Govern Efficiently and Adjust Responsively

Given the scale and complexity of simplification efforts, it would be relatively easy to “over-report” on a program of this type and cause adverse impact on the work itself.  In line with previous articles that I’ve written on governance and transparency, my point of view is that the focus needs to be on enabling delivery and effective risk management, not administrative overhead.

Some things to consider:

  • Establish a cadence for governance early on to review ongoing delivery, identify interventions and support needed, learnings that can inform future planning, and adjust goals as needed
  • Large programs succeed or fail in my experience based on maintaining good transparency to where you are, identifying course corrections when needed, and making those adjustments quickly to minimize the cost of “the turns” when they inevitably happen. Momentum is so critical in transformation efforts that minimizing these impacts is really important to keeping things on track

Wrapping Up

Overall, the reason for separating the process from the change in addressing simplification was deliberate, because both aspects matter.  You can have a thoughtful, well executed process and accomplish nothing in terms of change and you can equally be very mindful of the environment and changes you want to bring about, but the execution model needs to be solid, or you will lose any momentum and good will you’ve built in support of your effort.

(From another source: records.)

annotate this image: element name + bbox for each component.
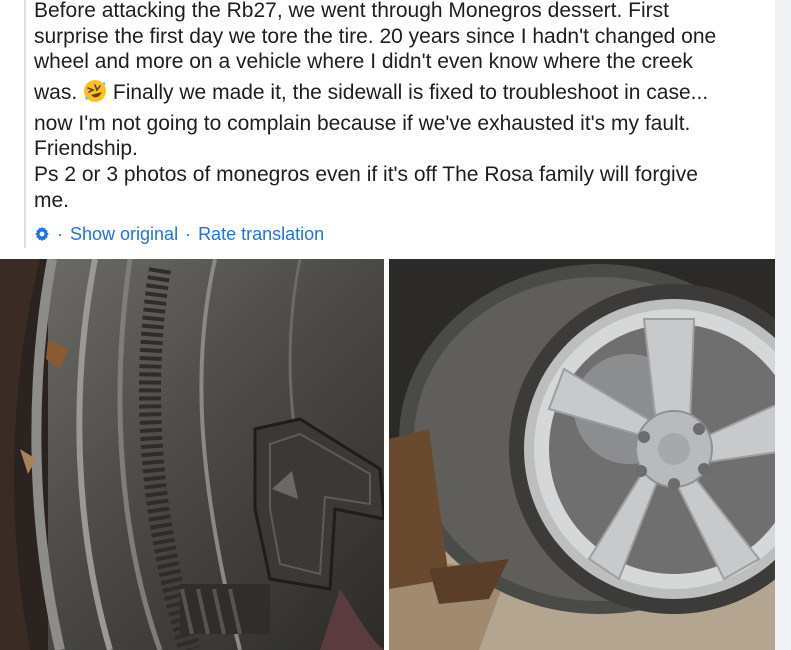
post-line: Before attacking the Rb27, we went throu… xyxy=(34,0,669,22)
post-line-text: was. xyxy=(34,80,78,104)
page-background-edge xyxy=(775,0,791,650)
show-original-link[interactable]: Show original xyxy=(70,224,178,245)
translation-actions: · Show original · Rate translation xyxy=(34,222,324,246)
tire-closeup-photo-icon xyxy=(0,259,384,650)
photo-flat-wheel[interactable] xyxy=(389,259,775,650)
photo-grid xyxy=(0,259,791,650)
rolling-on-floor-laughing-emoji-icon xyxy=(84,79,107,102)
post-line: me. xyxy=(34,188,70,212)
post-line: surprise the first day we tore the tire.… xyxy=(34,24,717,48)
post-line: now I'm not going to complain because if… xyxy=(34,111,691,135)
post-line-with-emoji: was. Finally we made it, the sidewall is… xyxy=(34,75,779,111)
separator: · xyxy=(57,223,63,244)
translation-indicator-bar xyxy=(24,0,26,248)
post-text-area: Before attacking the Rb27, we went throu… xyxy=(0,0,791,258)
post-line: Friendship. xyxy=(34,137,138,161)
post-line-text: Finally we made it, the sidewall is fixe… xyxy=(112,80,709,104)
photo-tire-sidewall[interactable] xyxy=(0,259,384,650)
rate-translation-link[interactable]: Rate translation xyxy=(198,224,324,245)
separator: · xyxy=(185,223,192,244)
post-line: wheel and more on a vehicle where I didn… xyxy=(34,50,693,74)
post-line: Ps 2 or 3 photos of monegros even if it'… xyxy=(34,162,698,186)
gear-icon[interactable] xyxy=(34,226,50,242)
wheel-photo-icon xyxy=(389,259,775,650)
post-body: Before attacking the Rb27, we went throu… xyxy=(34,0,779,213)
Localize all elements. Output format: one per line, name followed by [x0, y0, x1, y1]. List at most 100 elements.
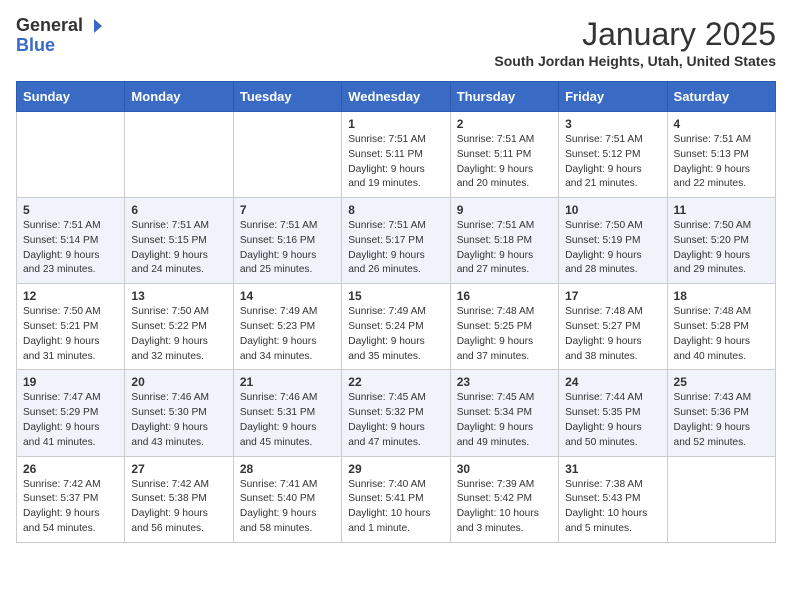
day-number: 16 — [457, 289, 552, 303]
weekday-header-thursday: Thursday — [450, 82, 558, 112]
calendar-cell: 20 Sunrise: 7:46 AMSunset: 5:30 PMDayligh… — [125, 370, 233, 456]
weekday-header-sunday: Sunday — [17, 82, 125, 112]
day-number: 3 — [565, 117, 660, 131]
day-number: 6 — [131, 203, 226, 217]
logo: General Blue — [16, 16, 103, 56]
day-info: Sunrise: 7:51 AMSunset: 5:18 PMDaylight:… — [457, 219, 552, 278]
day-number: 13 — [131, 289, 226, 303]
day-number: 4 — [674, 117, 769, 131]
day-info: Sunrise: 7:46 AMSunset: 5:31 PMDaylight:… — [240, 391, 335, 450]
day-number: 29 — [348, 462, 443, 476]
title-section: January 2025 South Jordan Heights, Utah,… — [494, 16, 776, 69]
day-number: 30 — [457, 462, 552, 476]
calendar-cell: 7 Sunrise: 7:51 AMSunset: 5:16 PMDaylight… — [233, 198, 341, 284]
month-title: January 2025 — [494, 16, 776, 53]
calendar-cell: 2 Sunrise: 7:51 AMSunset: 5:11 PMDaylight… — [450, 112, 558, 198]
calendar-cell: 15Sunrise: 7:49 AMSunset: 5:24 PMDayligh… — [342, 284, 450, 370]
calendar-cell: 22 Sunrise: 7:45 AMSunset: 5:32 PMDayligh… — [342, 370, 450, 456]
day-info: Sunrise: 7:51 AMSunset: 5:11 PMDaylight:… — [457, 133, 552, 192]
day-number: 11 — [674, 203, 769, 217]
day-info: Sunrise: 7:48 AMSunset: 5:28 PMDaylight:… — [674, 305, 769, 364]
day-number: 17 — [565, 289, 660, 303]
calendar-cell: 24Sunrise: 7:44 AMSunset: 5:35 PMDayligh… — [559, 370, 667, 456]
day-info: Sunrise: 7:43 AMSunset: 5:36 PMDaylight:… — [674, 391, 769, 450]
calendar-cell — [17, 112, 125, 198]
page-header: General Blue January 2025 South Jordan H… — [16, 16, 776, 69]
day-number: 8 — [348, 203, 443, 217]
weekday-header-monday: Monday — [125, 82, 233, 112]
calendar-cell: 13Sunrise: 7:50 AMSunset: 5:22 PMDayligh… — [125, 284, 233, 370]
day-number: 1 — [348, 117, 443, 131]
day-number: 9 — [457, 203, 552, 217]
day-info: Sunrise: 7:51 AMSunset: 5:17 PMDaylight:… — [348, 219, 443, 278]
day-info: Sunrise: 7:50 AMSunset: 5:20 PMDaylight:… — [674, 219, 769, 278]
calendar-cell: 14 Sunrise: 7:49 AMSunset: 5:23 PMDayligh… — [233, 284, 341, 370]
day-number: 14 — [240, 289, 335, 303]
calendar-week-row: 5 Sunrise: 7:51 AMSunset: 5:14 PMDaylight… — [17, 198, 776, 284]
day-info: Sunrise: 7:38 AMSunset: 5:43 PMDaylight:… — [565, 478, 660, 537]
day-info: Sunrise: 7:50 AMSunset: 5:19 PMDaylight:… — [565, 219, 660, 278]
calendar-cell: 30 Sunrise: 7:39 AMSunset: 5:42 PMDayligh… — [450, 456, 558, 542]
calendar-week-row: 26Sunrise: 7:42 AMSunset: 5:37 PMDayligh… — [17, 456, 776, 542]
day-info: Sunrise: 7:45 AMSunset: 5:32 PMDaylight:… — [348, 391, 443, 450]
calendar-cell: 31 Sunrise: 7:38 AMSunset: 5:43 PMDayligh… — [559, 456, 667, 542]
calendar-cell: 1 Sunrise: 7:51 AMSunset: 5:11 PMDaylight… — [342, 112, 450, 198]
calendar-cell: 6Sunrise: 7:51 AMSunset: 5:15 PMDaylight… — [125, 198, 233, 284]
calendar-cell: 19 Sunrise: 7:47 AMSunset: 5:29 PMDayligh… — [17, 370, 125, 456]
day-info: Sunrise: 7:48 AMSunset: 5:27 PMDaylight:… — [565, 305, 660, 364]
logo-general: General — [16, 16, 83, 36]
day-info: Sunrise: 7:46 AMSunset: 5:30 PMDaylight:… — [131, 391, 226, 450]
weekday-header-saturday: Saturday — [667, 82, 775, 112]
day-number: 22 — [348, 375, 443, 389]
day-number: 7 — [240, 203, 335, 217]
day-number: 5 — [23, 203, 118, 217]
day-number: 24 — [565, 375, 660, 389]
calendar-cell: 5 Sunrise: 7:51 AMSunset: 5:14 PMDaylight… — [17, 198, 125, 284]
day-number: 31 — [565, 462, 660, 476]
day-number: 27 — [131, 462, 226, 476]
calendar-week-row: 19 Sunrise: 7:47 AMSunset: 5:29 PMDayligh… — [17, 370, 776, 456]
day-info: Sunrise: 7:42 AMSunset: 5:38 PMDaylight:… — [131, 478, 226, 537]
day-info: Sunrise: 7:51 AMSunset: 5:14 PMDaylight:… — [23, 219, 118, 278]
day-info: Sunrise: 7:42 AMSunset: 5:37 PMDaylight:… — [23, 478, 118, 537]
day-info: Sunrise: 7:49 AMSunset: 5:24 PMDaylight:… — [348, 305, 443, 364]
day-number: 2 — [457, 117, 552, 131]
calendar-cell: 23 Sunrise: 7:45 AMSunset: 5:34 PMDayligh… — [450, 370, 558, 456]
calendar-cell: 26Sunrise: 7:42 AMSunset: 5:37 PMDayligh… — [17, 456, 125, 542]
day-info: Sunrise: 7:39 AMSunset: 5:42 PMDaylight:… — [457, 478, 552, 537]
weekday-header-tuesday: Tuesday — [233, 82, 341, 112]
calendar-cell: 18 Sunrise: 7:48 AMSunset: 5:28 PMDayligh… — [667, 284, 775, 370]
day-info: Sunrise: 7:51 AMSunset: 5:16 PMDaylight:… — [240, 219, 335, 278]
calendar-cell: 8 Sunrise: 7:51 AMSunset: 5:17 PMDaylight… — [342, 198, 450, 284]
calendar-cell: 25Sunrise: 7:43 AMSunset: 5:36 PMDayligh… — [667, 370, 775, 456]
day-info: Sunrise: 7:40 AMSunset: 5:41 PMDaylight:… — [348, 478, 443, 537]
calendar-cell: 3 Sunrise: 7:51 AMSunset: 5:12 PMDaylight… — [559, 112, 667, 198]
calendar-cell: 16Sunrise: 7:48 AMSunset: 5:25 PMDayligh… — [450, 284, 558, 370]
day-info: Sunrise: 7:45 AMSunset: 5:34 PMDaylight:… — [457, 391, 552, 450]
day-number: 21 — [240, 375, 335, 389]
day-info: Sunrise: 7:41 AMSunset: 5:40 PMDaylight:… — [240, 478, 335, 537]
day-number: 19 — [23, 375, 118, 389]
day-number: 28 — [240, 462, 335, 476]
calendar-cell: 4Sunrise: 7:51 AMSunset: 5:13 PMDaylight… — [667, 112, 775, 198]
calendar-table: SundayMondayTuesdayWednesdayThursdayFrid… — [16, 81, 776, 543]
logo-icon — [85, 17, 103, 35]
location-subtitle: South Jordan Heights, Utah, United State… — [494, 53, 776, 69]
day-info: Sunrise: 7:51 AMSunset: 5:12 PMDaylight:… — [565, 133, 660, 192]
day-info: Sunrise: 7:47 AMSunset: 5:29 PMDaylight:… — [23, 391, 118, 450]
day-number: 23 — [457, 375, 552, 389]
weekday-header-friday: Friday — [559, 82, 667, 112]
calendar-week-row: 12 Sunrise: 7:50 AMSunset: 5:21 PMDayligh… — [17, 284, 776, 370]
day-number: 20 — [131, 375, 226, 389]
calendar-cell: 12 Sunrise: 7:50 AMSunset: 5:21 PMDayligh… — [17, 284, 125, 370]
day-info: Sunrise: 7:50 AMSunset: 5:21 PMDaylight:… — [23, 305, 118, 364]
day-number: 18 — [674, 289, 769, 303]
day-info: Sunrise: 7:49 AMSunset: 5:23 PMDaylight:… — [240, 305, 335, 364]
calendar-cell — [233, 112, 341, 198]
calendar-cell: 10Sunrise: 7:50 AMSunset: 5:19 PMDayligh… — [559, 198, 667, 284]
calendar-cell — [667, 456, 775, 542]
calendar-cell: 11 Sunrise: 7:50 AMSunset: 5:20 PMDayligh… — [667, 198, 775, 284]
logo-blue: Blue — [16, 36, 55, 56]
day-number: 12 — [23, 289, 118, 303]
day-info: Sunrise: 7:51 AMSunset: 5:11 PMDaylight:… — [348, 133, 443, 192]
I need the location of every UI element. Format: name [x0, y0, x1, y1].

Ultimately, recognizing that you’re both engaging in a change and a delivery activity is the critical takeaway.  Most medium- to large-scale environments end up complex for a host of reasons.  You can change the footprint, but you need to change the environment as well, or it’s only a matter of time before you’ll find yourself right back where you started, perhaps with a different set of assets, but a lot of same problems you had in the first place.

I hope the ideas were worth considering.  Thanks for spending the time to read them.  Feedback is welcome as always.